One frustrated applicant told me, “I realize they get a lot of applicants, but it doesn’t seem that it should be too difficult to generate a short, automated message via the online HR management systems on which we spend quite a bit of time when applying.” And when the position has been filled, employers and recruiters should close the loop, which also can be done via an automated response that thanks everyone who applied. This rarely happens.
And the rudeness extends beyond online applications. One applicant who went through two rounds of in-person interviews learned she didn’t get the job when she read in PR Week that someone else was hired. No heads up call from the company or the recruiter. “When I was told that I was one of two finalists for the job, imagine my surprise and disappointment,” the jilted applicant said. “I called the recruiter but it’s been three days and I still haven’t heard back.”

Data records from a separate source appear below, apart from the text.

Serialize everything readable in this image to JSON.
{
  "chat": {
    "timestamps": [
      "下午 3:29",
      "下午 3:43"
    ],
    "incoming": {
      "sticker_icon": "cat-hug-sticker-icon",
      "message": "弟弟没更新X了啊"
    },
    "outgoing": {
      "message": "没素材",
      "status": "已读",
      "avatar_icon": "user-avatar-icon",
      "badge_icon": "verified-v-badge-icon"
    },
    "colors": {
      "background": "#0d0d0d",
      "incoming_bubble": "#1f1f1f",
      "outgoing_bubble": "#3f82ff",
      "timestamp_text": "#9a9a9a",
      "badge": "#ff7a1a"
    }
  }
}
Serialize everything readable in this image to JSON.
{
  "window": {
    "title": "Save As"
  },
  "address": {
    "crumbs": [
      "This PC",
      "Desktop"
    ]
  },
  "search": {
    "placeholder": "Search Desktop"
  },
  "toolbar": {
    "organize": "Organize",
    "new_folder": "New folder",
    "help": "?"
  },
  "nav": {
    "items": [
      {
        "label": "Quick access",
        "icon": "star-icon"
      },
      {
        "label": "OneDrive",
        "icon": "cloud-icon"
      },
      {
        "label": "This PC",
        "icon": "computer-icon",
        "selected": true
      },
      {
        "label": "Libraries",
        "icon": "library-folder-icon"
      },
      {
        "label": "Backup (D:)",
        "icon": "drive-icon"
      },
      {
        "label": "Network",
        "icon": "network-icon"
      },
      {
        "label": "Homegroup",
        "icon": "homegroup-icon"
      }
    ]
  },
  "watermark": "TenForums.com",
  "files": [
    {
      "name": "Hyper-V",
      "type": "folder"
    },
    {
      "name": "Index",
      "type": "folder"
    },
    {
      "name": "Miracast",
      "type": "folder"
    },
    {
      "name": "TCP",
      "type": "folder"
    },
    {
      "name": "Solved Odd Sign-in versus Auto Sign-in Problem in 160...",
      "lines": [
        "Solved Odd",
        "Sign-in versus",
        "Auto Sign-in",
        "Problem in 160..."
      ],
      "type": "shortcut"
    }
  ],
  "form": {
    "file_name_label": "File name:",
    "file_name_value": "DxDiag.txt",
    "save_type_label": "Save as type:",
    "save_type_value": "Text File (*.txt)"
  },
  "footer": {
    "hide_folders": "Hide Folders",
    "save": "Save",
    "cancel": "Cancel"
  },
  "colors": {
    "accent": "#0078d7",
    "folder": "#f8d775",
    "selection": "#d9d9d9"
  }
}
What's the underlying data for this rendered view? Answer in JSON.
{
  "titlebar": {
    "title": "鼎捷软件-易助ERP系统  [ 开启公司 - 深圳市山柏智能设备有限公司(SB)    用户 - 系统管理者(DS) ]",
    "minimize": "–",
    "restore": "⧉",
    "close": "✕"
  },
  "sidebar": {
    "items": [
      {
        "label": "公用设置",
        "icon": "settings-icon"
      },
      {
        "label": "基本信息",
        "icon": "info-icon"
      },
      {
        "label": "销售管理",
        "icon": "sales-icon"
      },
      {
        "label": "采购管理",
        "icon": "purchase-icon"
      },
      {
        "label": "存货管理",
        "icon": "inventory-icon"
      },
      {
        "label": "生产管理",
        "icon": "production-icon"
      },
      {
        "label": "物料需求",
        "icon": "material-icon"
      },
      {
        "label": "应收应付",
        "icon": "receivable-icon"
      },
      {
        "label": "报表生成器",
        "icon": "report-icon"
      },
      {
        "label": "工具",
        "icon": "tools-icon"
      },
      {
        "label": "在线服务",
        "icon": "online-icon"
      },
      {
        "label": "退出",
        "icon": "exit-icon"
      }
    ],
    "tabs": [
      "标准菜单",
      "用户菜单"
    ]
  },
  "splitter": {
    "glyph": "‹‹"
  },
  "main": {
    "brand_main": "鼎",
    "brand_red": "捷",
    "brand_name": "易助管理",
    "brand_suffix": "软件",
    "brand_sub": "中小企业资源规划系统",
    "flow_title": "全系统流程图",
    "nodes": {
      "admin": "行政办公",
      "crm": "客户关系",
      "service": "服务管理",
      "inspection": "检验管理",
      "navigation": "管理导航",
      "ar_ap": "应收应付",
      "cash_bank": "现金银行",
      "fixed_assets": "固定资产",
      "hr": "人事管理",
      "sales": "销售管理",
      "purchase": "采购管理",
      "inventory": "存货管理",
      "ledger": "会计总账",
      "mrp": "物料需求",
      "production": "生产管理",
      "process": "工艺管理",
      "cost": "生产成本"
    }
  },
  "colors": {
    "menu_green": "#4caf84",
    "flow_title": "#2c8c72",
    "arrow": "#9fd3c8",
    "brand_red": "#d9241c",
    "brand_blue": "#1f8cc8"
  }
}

Another senior PR pro said he can’t enumerate how many initial interviews he’s had with no follow up whatsoever. “One phone call and then never to be heard from again is the norm,” he said. “And I always follow up a minimum of two times by phone, email or both. It’s shocking to me how unprofessional and short-sighted this is. These have included situations in which I have been a specific referral from former colleagues–and presumably potential candidates for future openings. As you would expect, my feedback in such instances was unfavorable.” He suggests the following common courtesy rule for employers and recruiters:
“A quick, negative response is FAR more desirable — and reflects better on the hiring organization — than no follow-up at all.”
Keep in mind that blasé attitudes toward the critically important role of hiring talent eventually will hurt your brands in the minds of prospective employees, clients and customers.